興味を引かれたのが、作品の作られ方です。単に、一作者が個人的に取材をして作画したわけではありません。いわき市自体が制作の主導となり、いわき地域学會(馬目順一代表)に監修を依頼し、プロに選考をお願いして作画を公募していることです。選考委員には、釣りキチ三平の矢口高尾氏やサイボーグ009の石ノ森章太郎氏らが含まれています。地域学會が監修を行っているので、時代考証等は十分なされています。

こういった本は、主役をヒーローにする礼賛一辺倒の視点が多く見られます。しかしこちらは公平な視点で描いたそうで、必ずしも礼賛一辺倒ではありません。個人的にはいわきの郷土愛の本なので、もっと肩入れしてもよいのではないかと思いますが。

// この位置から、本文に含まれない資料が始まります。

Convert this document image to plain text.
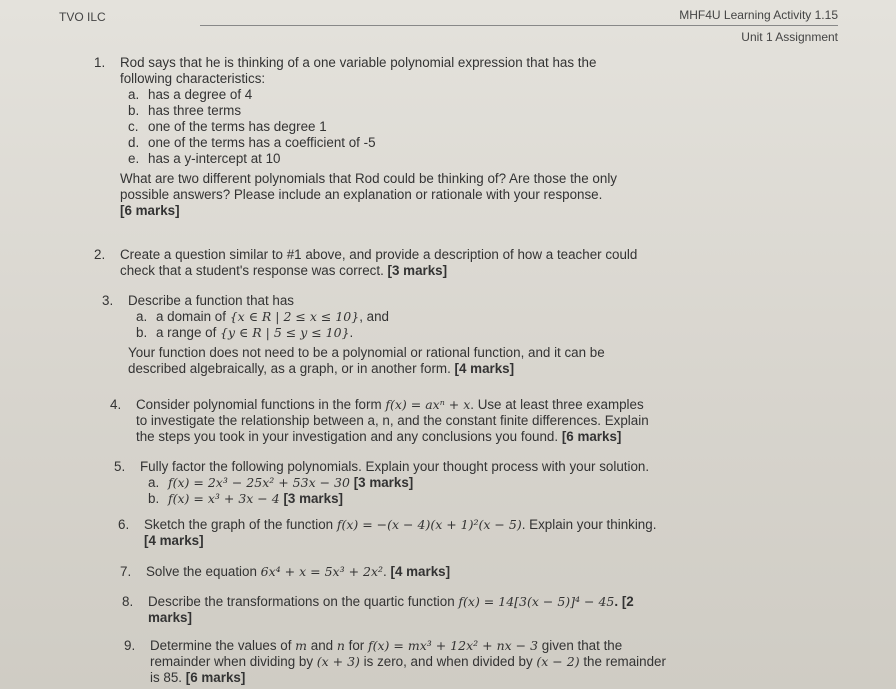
TVO ILC	MHF4U Learning Activity 1.15
Unit 1 Assignment
1. Rod says that he is thinking of a one variable polynomial expression that has the
following characteristics:
a. has a degree of 4
b. has three terms
c. one of the terms has degree 1
d. one of the terms has a coefficient of -5
e. has a y-intercept at 10
What are two different polynomials that Rod could be thinking of? Are those the only
possible answers? Please include an explanation or rationale with your response.
[6 marks]
2. Create a question similar to #1 above, and provide a description of how a teacher could
check that a student's response was correct. [3 marks]
3. Describe a function that has
a. a domain of {x ∈ R | 2 ≤ x ≤ 10}, and
b. a range of {y ∈ R | 5 ≤ y ≤ 10}.
Your function does not need to be a polynomial or rational function, and it can be
described algebraically, as a graph, or in another form. [4 marks]
4. Consider polynomial functions in the form f(x) = axⁿ + x. Use at least three examples
to investigate the relationship between a, n, and the constant finite differences. Explain
the steps you took in your investigation and any conclusions you found. [6 marks]
5. Fully factor the following polynomials. Explain your thought process with your solution.
a. f(x) = 2x³ − 25x² + 53x − 30 [3 marks]
b. f(x) = x³ + 3x − 4 [3 marks]
6. Sketch the graph of the function f(x) = −(x − 4)(x + 1)²(x − 5). Explain your thinking.
[4 marks]
7. Solve the equation 6x⁴ + x = 5x³ + 2x². [4 marks]
8. Describe the transformations on the quartic function f(x) = 14[3(x − 5)]⁴ − 45. [2
marks]
9. Determine the values of m and n for f(x) = mx³ + 12x² + nx − 3 given that the
remainder when dividing by (x + 3) is zero, and when divided by (x − 2) the remainder
is 85. [6 marks]
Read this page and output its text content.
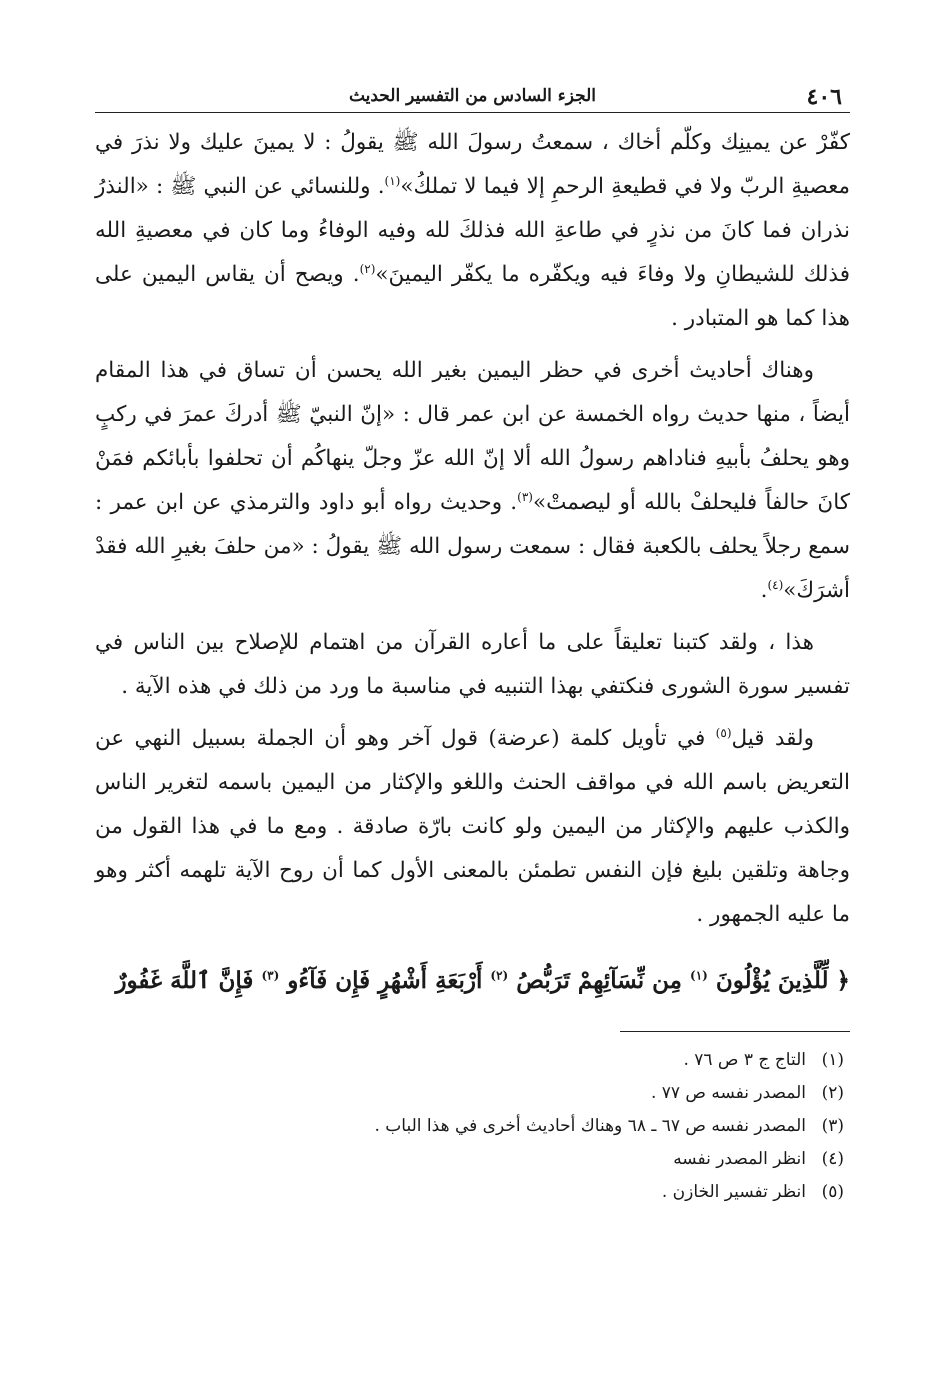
٤٠٦
الجزء السادس من التفسير الحديث

كفّرْ عن يمينِك وكلّم أخاك ، سمعتُ رسولَ الله ﷺ يقولُ : لا يمينَ عليك ولا نذرَ في معصيةِ الربّ ولا في قطيعةِ الرحمِ إلا فيما لا تملكُ»$^{(١)}$. وللنسائي عن النبي ﷺ : «النذرُ نذران فما كانَ من نذرٍ في طاعةِ الله فذلكَ لله وفيه الوفاءُ وما كان في معصيةِ الله فذلك للشيطانِ ولا وفاءَ فيه ويكفّره ما يكفّر اليمينَ»$^{(٢)}$. ويصح أن يقاس اليمين على هذا كما هو المتبادر .

وهناك أحاديث أخرى في حظر اليمين بغير الله يحسن أن تساق في هذا المقام أيضاً ، منها حديث رواه الخمسة عن ابن عمر قال : «إنّ النبيّ ﷺ أدركَ عمرَ في ركبٍ وهو يحلفُ بأبيهِ فناداهم رسولُ الله ألا إنّ الله عزّ وجلّ ينهاكُم أن تحلفوا بأبائكم فمَنْ كانَ حالفاً فليحلفْ بالله أو ليصمتْ»$^{(٣)}$. وحديث رواه أبو داود والترمذي عن ابن عمر : سمع رجلاً يحلف بالكعبة فقال : سمعت رسول الله ﷺ يقولُ : «من حلفَ بغيرِ الله فقدْ أشرَكَ»$^{(٤)}$.

هذا ، ولقد كتبنا تعليقاً على ما أعاره القرآن من اهتمام للإصلاح بين الناس في تفسير سورة الشورى فنكتفي بهذا التنبيه في مناسبة ما ورد من ذلك في هذه الآية .

ولقد قيل$^{(٥)}$ في تأويل كلمة (عرضة) قول آخر وهو أن الجملة بسبيل النهي عن التعريض باسم الله في مواقف الحنث واللغو والإكثار من اليمين باسمه لتغرير الناس والكذب عليهم والإكثار من اليمين ولو كانت بارّة صادقة . ومع ما في هذا القول من وجاهة وتلقين بليغ فإن النفس تطمئن بالمعنى الأول كما أن روح الآية تلهمه أكثر وهو ما عليه الجمهور .

﴿ لِّلَّذِينَ يُؤْلُونَ $^{(١)}$ مِن نِّسَآئِهِمْ تَرَبُّصُ $^{(٢)}$ أَرْبَعَةِ أَشْهُرٍ فَإِن فَآءُو $^{(٣)}$ فَإِنَّ ٱللَّهَ غَفُورٌ
(١)التاج ج ٣ ص ٧٦ .
(٢)المصدر نفسه ص ٧٧ .
(٣)المصدر نفسه ص ٦٧ ـ ٦٨ وهناك أحاديث أخرى في هذا الباب .
(٤)انظر المصدر نفسه
(٥)انظر تفسير الخازن .
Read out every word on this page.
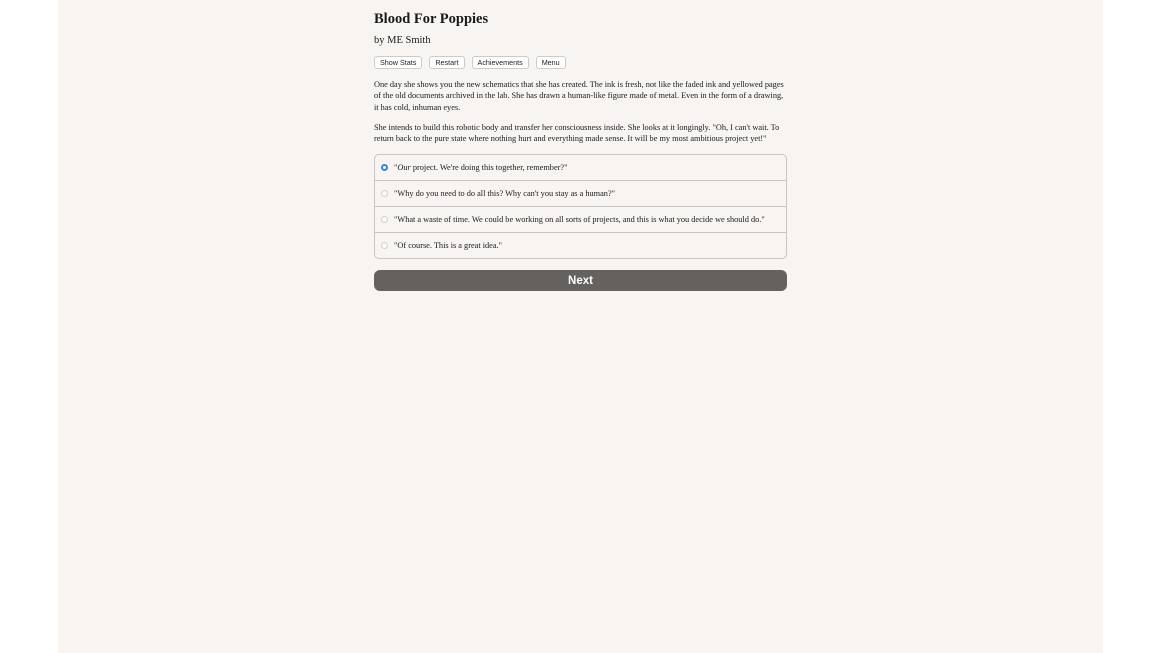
Blood For Poppies
by ME Smith
Show Stats	Restart	Achievements	Menu

One day she shows you the new schematics that she has created. The ink is fresh, not like the faded ink and yellowed pages of the old documents archived in the lab. She has drawn a human-like figure made of metal. Even in the form of a drawing, it has cold, inhuman eyes.

She intends to build this robotic body and transfer her consciousness inside. She looks at it longingly. "Oh, I can't wait. To return back to the pure state where nothing hurt and everything made sense. It will be my most ambitious project yet!"

"Our project. We're doing this together, remember?"
"Why do you need to do all this? Why can't you stay as a human?"
"What a waste of time. We could be working on all sorts of projects, and this is what you decide we should do."
"Of course. This is a great idea."
Next
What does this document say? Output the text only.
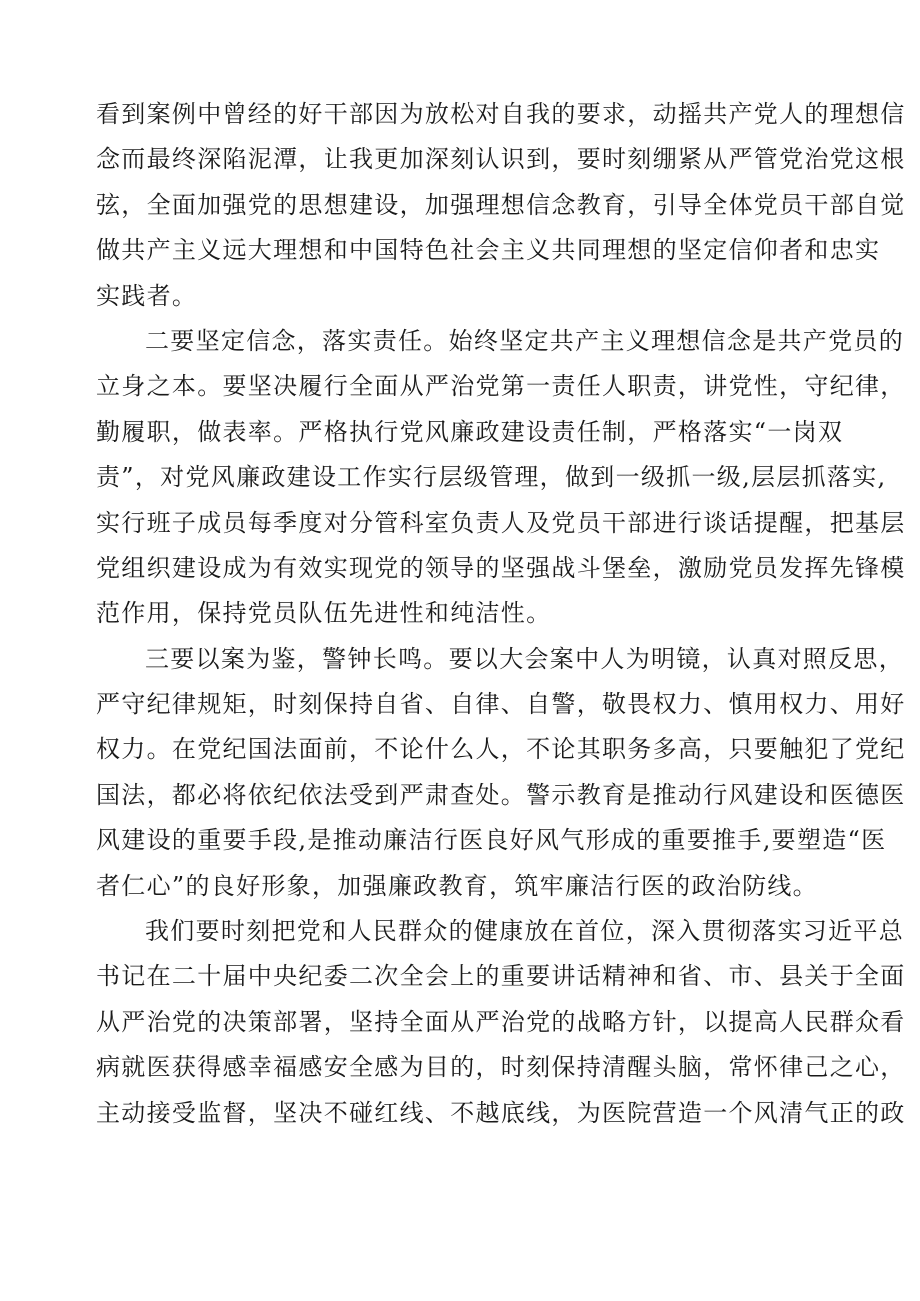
看到案例中曾经的好干部因为放松对自我的要求，动摇共产党人的理想信
念而最终深陷泥潭，让我更加深刻认识到，要时刻绷紧从严管党治党这根
弦，全面加强党的思想建设，加强理想信念教育，引导全体党员干部自觉
做共产主义远大理想和中国特色社会主义共同理想的坚定信仰者和忠实
实践者。
二要坚定信念，落实责任。始终坚定共产主义理想信念是共产党员的
立身之本。要坚决履行全面从严治党第一责任人职责，讲党性，守纪律，
勤履职，做表率。严格执行党风廉政建设责任制，严格落实“一岗双
责”，对党风廉政建设工作实行层级管理，做到一级抓一级,层层抓落实,
实行班子成员每季度对分管科室负责人及党员干部进行谈话提醒，把基层
党组织建设成为有效实现党的领导的坚强战斗堡垒，激励党员发挥先锋模
范作用，保持党员队伍先进性和纯洁性。
三要以案为鉴，警钟长鸣。要以大会案中人为明镜，认真对照反思，
严守纪律规矩，时刻保持自省、自律、自警，敬畏权力、慎用权力、用好
权力。在党纪国法面前，不论什么人，不论其职务多高，只要触犯了党纪
国法，都必将依纪依法受到严肃查处。警示教育是推动行风建设和医德医
风建设的重要手段,是推动廉洁行医良好风气形成的重要推手,要塑造“医
者仁心”的良好形象，加强廉政教育，筑牢廉洁行医的政治防线。
我们要时刻把党和人民群众的健康放在首位，深入贯彻落实习近平总
书记在二十届中央纪委二次全会上的重要讲话精神和省、市、县关于全面
从严治党的决策部署，坚持全面从严治党的战略方针，以提高人民群众看
病就医获得感幸福感安全感为目的，时刻保持清醒头脑，常怀律己之心，
主动接受监督，坚决不碰红线、不越底线，为医院营造一个风清气正的政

会津の「八重の桜」が大河ドラマ化されました。会津は白虎隊の逸話と城自体がが残ったという点で大きなアドバンテージがありますが、単純に人物のなした功罪だけみれば、安藤信正が大河ドラマの主人公になったとしても不思議はありません。私見ですが、大河ドラマになりそうな信正のエピソードがたくさんあります。機会をみつけて、NHKへ働きかけていきたい。

(順不同)
1. テロである坂下門外の変に会うが、負傷しながらも政務を続行する
2. 幕府と朝廷との関係を深める公武合体を、成功させる
3. 奥羽越列藩同盟・磐城平城の合戦の当事者となり、負け戦を経験する
4. 桜田門外の変で散った井伊直政の死を隠して、水戸藩と彦根藩との内戦を、回避する
5. ヒュースケン暗殺を口実とするイギリス・フランスによる日本の植民地化を、回避する
6. 米国の支配下だった小笠原諸島を、日本領有宣言する
7. ロシアによる対馬占領を、戦争をせずに退去させる
8. 寺社奉行として厳格な法律運用し、ズル賢い者を逮捕していく
9. 小大名にもかかわらず、41歳で外国係老中(総理兼外務大臣)となる異例の出世スピードとなる
10. 磐城平藩の産業奨励する

一般の書店で販売されていませんが、中央図書館等で貸出しています。ぜひ一読されることをお勧めします。